By how much protons dipole moment inside a nucleus attenuate the culomb force between them?

Question

By how much protons dipole moment inside a nucleus attenuate the culomb force between them? As up quarks repel more than down quarks the protons should be oriented with the positive side looking away from the centre of the nucleus. In that case the strong force have more job to do with the dipole moment that wants to break apart the particle instead of the residual strong force that have dipole moment as a 'friendly' force?

Answer 1

The electric polarizabilities for the proton and neutron, catalogued for example by the Particle Data Group, are about a thousand times smaller than you would expect from doing dimensional analysis.
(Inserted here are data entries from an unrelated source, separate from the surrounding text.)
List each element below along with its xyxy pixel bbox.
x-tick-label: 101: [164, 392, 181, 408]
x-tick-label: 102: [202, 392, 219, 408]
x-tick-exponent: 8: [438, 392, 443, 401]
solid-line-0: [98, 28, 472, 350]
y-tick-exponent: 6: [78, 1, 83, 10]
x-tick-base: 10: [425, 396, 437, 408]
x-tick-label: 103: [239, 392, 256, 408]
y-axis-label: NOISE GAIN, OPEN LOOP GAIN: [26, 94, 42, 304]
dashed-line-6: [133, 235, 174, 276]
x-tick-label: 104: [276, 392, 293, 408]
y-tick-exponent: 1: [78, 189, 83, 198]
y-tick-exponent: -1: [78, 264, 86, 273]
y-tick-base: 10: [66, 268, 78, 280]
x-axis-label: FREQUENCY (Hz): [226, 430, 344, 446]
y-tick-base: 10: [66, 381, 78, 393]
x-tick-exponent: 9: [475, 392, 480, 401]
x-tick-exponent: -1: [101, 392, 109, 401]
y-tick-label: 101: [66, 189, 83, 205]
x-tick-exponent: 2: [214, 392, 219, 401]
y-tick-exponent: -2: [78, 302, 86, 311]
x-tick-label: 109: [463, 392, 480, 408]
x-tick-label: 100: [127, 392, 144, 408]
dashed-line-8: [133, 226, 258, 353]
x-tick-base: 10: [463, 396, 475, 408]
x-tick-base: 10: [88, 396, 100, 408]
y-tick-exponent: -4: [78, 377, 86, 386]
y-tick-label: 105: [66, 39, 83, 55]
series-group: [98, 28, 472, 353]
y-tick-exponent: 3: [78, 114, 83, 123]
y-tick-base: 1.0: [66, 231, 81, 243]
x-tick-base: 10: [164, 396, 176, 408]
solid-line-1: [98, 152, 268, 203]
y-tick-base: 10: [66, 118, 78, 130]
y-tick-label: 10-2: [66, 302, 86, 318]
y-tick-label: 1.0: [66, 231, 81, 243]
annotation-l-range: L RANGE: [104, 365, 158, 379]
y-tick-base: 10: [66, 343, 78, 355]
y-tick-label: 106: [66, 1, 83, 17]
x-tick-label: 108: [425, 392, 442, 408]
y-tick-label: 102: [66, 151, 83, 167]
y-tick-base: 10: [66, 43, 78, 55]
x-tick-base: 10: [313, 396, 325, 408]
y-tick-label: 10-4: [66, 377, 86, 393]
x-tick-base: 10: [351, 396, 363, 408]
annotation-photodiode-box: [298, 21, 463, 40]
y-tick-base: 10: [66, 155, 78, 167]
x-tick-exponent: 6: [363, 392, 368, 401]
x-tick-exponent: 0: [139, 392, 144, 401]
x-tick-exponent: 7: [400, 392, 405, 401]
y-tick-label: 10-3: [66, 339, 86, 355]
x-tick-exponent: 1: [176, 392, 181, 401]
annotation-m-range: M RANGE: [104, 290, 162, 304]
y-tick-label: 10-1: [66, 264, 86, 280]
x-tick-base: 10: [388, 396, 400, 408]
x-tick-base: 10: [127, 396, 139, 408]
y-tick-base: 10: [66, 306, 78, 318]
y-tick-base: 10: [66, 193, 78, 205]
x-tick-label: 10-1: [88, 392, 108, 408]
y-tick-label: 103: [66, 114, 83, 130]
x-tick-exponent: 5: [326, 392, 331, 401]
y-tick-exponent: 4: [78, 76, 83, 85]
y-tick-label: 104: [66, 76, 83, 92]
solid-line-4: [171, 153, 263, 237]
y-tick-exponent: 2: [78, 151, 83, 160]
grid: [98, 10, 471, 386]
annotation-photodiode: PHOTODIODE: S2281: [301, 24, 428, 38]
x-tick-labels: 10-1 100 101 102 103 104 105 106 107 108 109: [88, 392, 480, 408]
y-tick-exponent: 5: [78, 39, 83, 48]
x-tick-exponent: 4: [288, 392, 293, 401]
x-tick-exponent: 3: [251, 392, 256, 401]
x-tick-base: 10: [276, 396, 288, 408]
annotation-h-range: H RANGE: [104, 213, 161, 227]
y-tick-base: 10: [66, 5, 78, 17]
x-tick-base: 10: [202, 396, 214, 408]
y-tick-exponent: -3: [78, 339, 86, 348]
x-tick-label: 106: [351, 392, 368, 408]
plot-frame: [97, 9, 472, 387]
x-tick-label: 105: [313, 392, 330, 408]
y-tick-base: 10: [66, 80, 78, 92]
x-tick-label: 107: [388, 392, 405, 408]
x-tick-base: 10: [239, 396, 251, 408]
In a hand-waving way, this is because strong interaction makes the "medium" inside of a proton "stiffer" than the "medium" within a hydrogen atom (where the dimensional-analysis result is okay).

In low-mass nuclei, the statement that "strong isospin is a good symmetry" is basically equivalent to "you have permission to neglect nucleon charge." If you can effectively predict the excitation spectrum for a nucleus without considering electric charge at all, it's probably also reasonable to neglect the small electromagnetic correction due to polarizability.

If you wanted to compute this, I'd use a mean-field approach. Choose a nucleus of interest and model it as a uniform-density sphere of charge, whose electric field is zero at the origin, linear in radius to the edge of the nucleus, then $1/r^2$ to infinity. Then convert your nucleon polarizability into an electric susceptibility for nuclear matter. The energy density of the electric field will shrink a little within the nucleus, as you move from $\vec E$ to $\vec D$. The difference in the integrated electric field energy is an order-of-magnitude estimate for the polarizability correction to the energies of nuclear states.